UCR professor recognized as 2015 Geochemical Fellow


Distinguished biogeochemistry professor Timothy Lyons has been honored as a 2015 Geochemical Fellow by the Geochemical Society (GS) and the European Association of Geochemistry (EAG). He is one of 10 professors this year to be selected from different universities around the world, and was given this title due to his career-long contributions to geochemical research.

“The GS and the EAG are by far the preeminent communities of geochemistry in the world,” Lyons stated. “To be picked in a given year to be one of the 10 recognized for a lifetime of achievement is a pretty big deal and so I’m thrilled.”

The Geochemical Fellow title was established in 1996 jointly by the GS and EAG, both of which promote geochemistry-related research. A board comprised of international scientists selects the recipients of the award.

Lyons attributes his success to his research team, including graduate students and postdoctorates at UCR. “Your success is largely based on making smart decisions of the people you put around you. I’ve been really fortunate about that. That makes an award that’s really an award that’s earned by a lot of people,” Lyons said.

Lyons noted that his closest collaborator for the past 15 years was also one of the 10 awardees, in addition to a classmate from his time at Yale University.

Lyons currently works for the earth sciences department at UC Riverside. His research involves using chemical methods to understand the composition, particularly the amount of oxygen, in Earth’s early ocean. Recently, his team was awarded a near-$8 million grant to look for life on planets beyond the solar system.

“NASA is allowing us to use our studies of the early Earth … to make inferences about planets that are literally light years away … It’s looking beneath our feet at our history so that we can look overhead to see what’s possible,” he said.
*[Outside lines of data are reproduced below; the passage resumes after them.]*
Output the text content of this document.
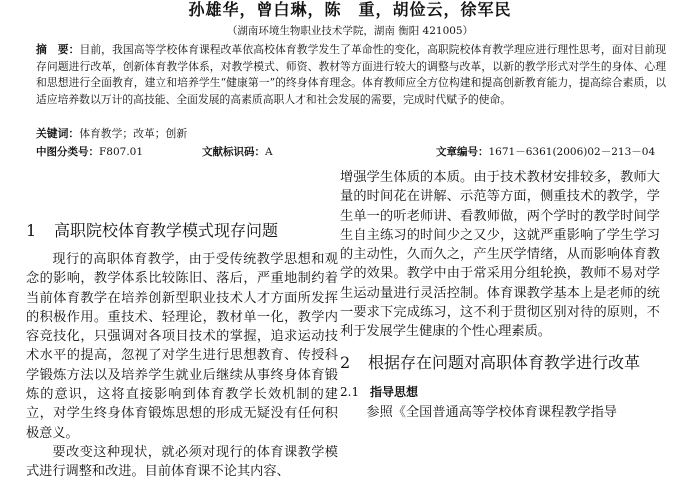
孙雄华，曾白琳，陈　重，胡俭云，徐军民
（湖南环境生物职业技术学院，湖南 衡阳 421005）

摘　要：目前，我国高等学校体育课程改革依高校体育教学发生了革命性的变化，高职院校体育教学理应进行理性思考，面对目前现存问题进行改革，创新体育教学体系，对教学模式、师资、教材等方面进行较大的调整与改革，以新的教学形式对学生的身体、心理和思想进行全面教育，建立和培养学生“健康第一”的终身体育理念。体育教师应全方位构建和提高创新教育能力，提高综合素质，以适应培养数以万计的高技能、全面发展的高素质高职人才和社会发展的需要，完成时代赋予的使命。

关键词：体育教学；改革；创新

中图分类号：F807.01	文献标识码：A	文章编号：1671－6361(2006)02－213－04
1	高职院校体育教学模式现存问题

现行的高职体育教学，由于受传统教学思想和观念的影响，教学体系比较陈旧、落后，严重地制约着当前体育教学在培养创新型职业技术人才方面所发挥的积极作用。重技术、轻理论，教材单一化，教学内容竞技化，只强调对各项目技术的掌握，追求运动技术水平的提高，忽视了对学生进行思想教育、传授科学锻炼方法以及培养学生就业后继续从事终身体育锻炼的意识，这将直接影响到体育教学长效机制的建立，对学生终身体育锻炼思想的形成无疑没有任何积极意义。

要改变这种现状，就必须对现行的体育课教学模式进行调整和改进。目前体育课不论其内容、

增强学生体质的本质。由于技术教材安排较多，教师大量的时间花在讲解、示范等方面，侧重技术的教学，学生单一的听老师讲、看教师做，两个学时的教学时间学生自主练习的时间少之又少，这就严重影响了学生学习的主动性，久而久之，产生厌学情绪，从而影响体育教学的效果。教学中由于常采用分组轮换，教师不易对学生运动量进行灵活控制。体育课教学基本上是老师的统一要求下完成练习，这不利于贯彻区别对待的原则，不利于发展学生健康的个性心理素质。

2	根据存在问题对高职体育教学进行改革
2.1 指导思想

参照《全国普通高等学校体育课程教学指导
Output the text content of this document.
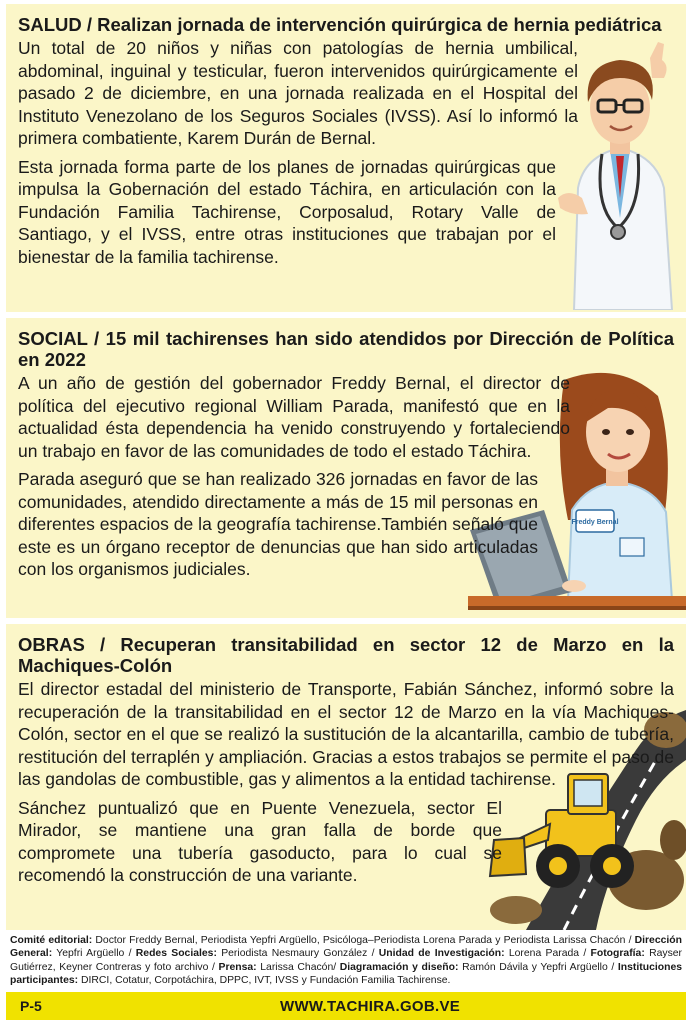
SALUD / Realizan jornada de intervención quirúrgica de hernia pediátrica

Un total de 20 niños y niñas con patologías de hernia umbilical, abdominal, inguinal y testicular, fueron intervenidos quirúrgicamente el pasado 2 de diciembre, en una jornada realizada en el Hospital del Instituto Venezolano de los Seguros Sociales (IVSS). Así lo informó la primera combatiente, Karem Durán de Bernal.

Esta jornada forma parte de los planes de jornadas quirúrgicas que impulsa la Gobernación del estado Táchira, en articulación con la Fundación Familia Tachirense, Corposalud, Rotary Valle de Santiago, y el IVSS, entre otras instituciones que trabajan por el bienestar de la familia tachirense.

Freddy Bernal
SOCIAL / 15 mil tachirenses han sido atendidos por Dirección de Política en 2022

A un año de gestión del gobernador Freddy Bernal, el director de política del ejecutivo regional William Parada, manifestó que en la actualidad ésta dependencia ha venido construyendo y fortaleciendo un trabajo en favor de las comunidades de todo el estado Táchira.

Parada aseguró que se han realizado 326 jornadas en favor de las comunidades, atendido directamente a más de 15 mil personas en diferentes espacios de la geografía tachirense.También señaló que este es un órgano receptor de denuncias que han sido articuladas con los organismos judiciales.

OBRAS / Recuperan transitabilidad en sector 12 de Marzo en la Machiques-Colón

El director estadal del ministerio de Transporte, Fabián Sánchez, informó sobre la recuperación de la transitabilidad en el sector 12 de Marzo en la vía Machiques-Colón, sector en el que se realizó la sustitución de la alcantarilla, cambio de tubería, restitución del terraplén y ampliación. Gracias a estos trabajos se permite el paso de las gandolas de combustible, gas y alimentos a la entidad tachirense.

Sánchez puntualizó que en Puente Venezuela, sector El Mirador, se mantiene una gran falla de borde que compromete una tubería gasoducto, para lo cual se recomendó la construcción de una variante.

Comité editorial: Doctor Freddy Bernal, Periodista Yepfri Argüello, Psicóloga–Periodista Lorena Parada y Periodista Larissa Chacón / Dirección General: Yepfri Argüello / Redes Sociales: Periodista Nesmaury González / Unidad de Investigación: Lorena Parada / Fotografía: Rayser Gutiérrez, Keyner Contreras y foto archivo / Prensa: Larissa Chacón/ Diagramación y diseño: Ramón Dávila y Yepfri Argüello / Instituciones participantes: DIRCI, Cotatur, Corpotáchira, DPPC, IVT, IVSS y Fundación Familia Tachirense.
P-5	WWW.TACHIRA.GOB.VE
Lyons recalls having an early interest in geology and collecting minerals as a child. Inspiration also came from famous geochemist Robert Berner, whom Lyons studied the Black Sea with while at Yale University. “Oceans without oxygen were very common in the past,” he said. “It’s a very special kind of life that lives in the absence of oxygen.”

Lyons also provided encouragement for undergraduate students in science fields. “The luckiest people in the sciences or in life are the ones who find something they really love and can make a living at,” he expressed.

“In an academic career especially, the return on investment is so tangible. It’s this idea of discovery, being able to do something that nobody else has ever done before,” he said.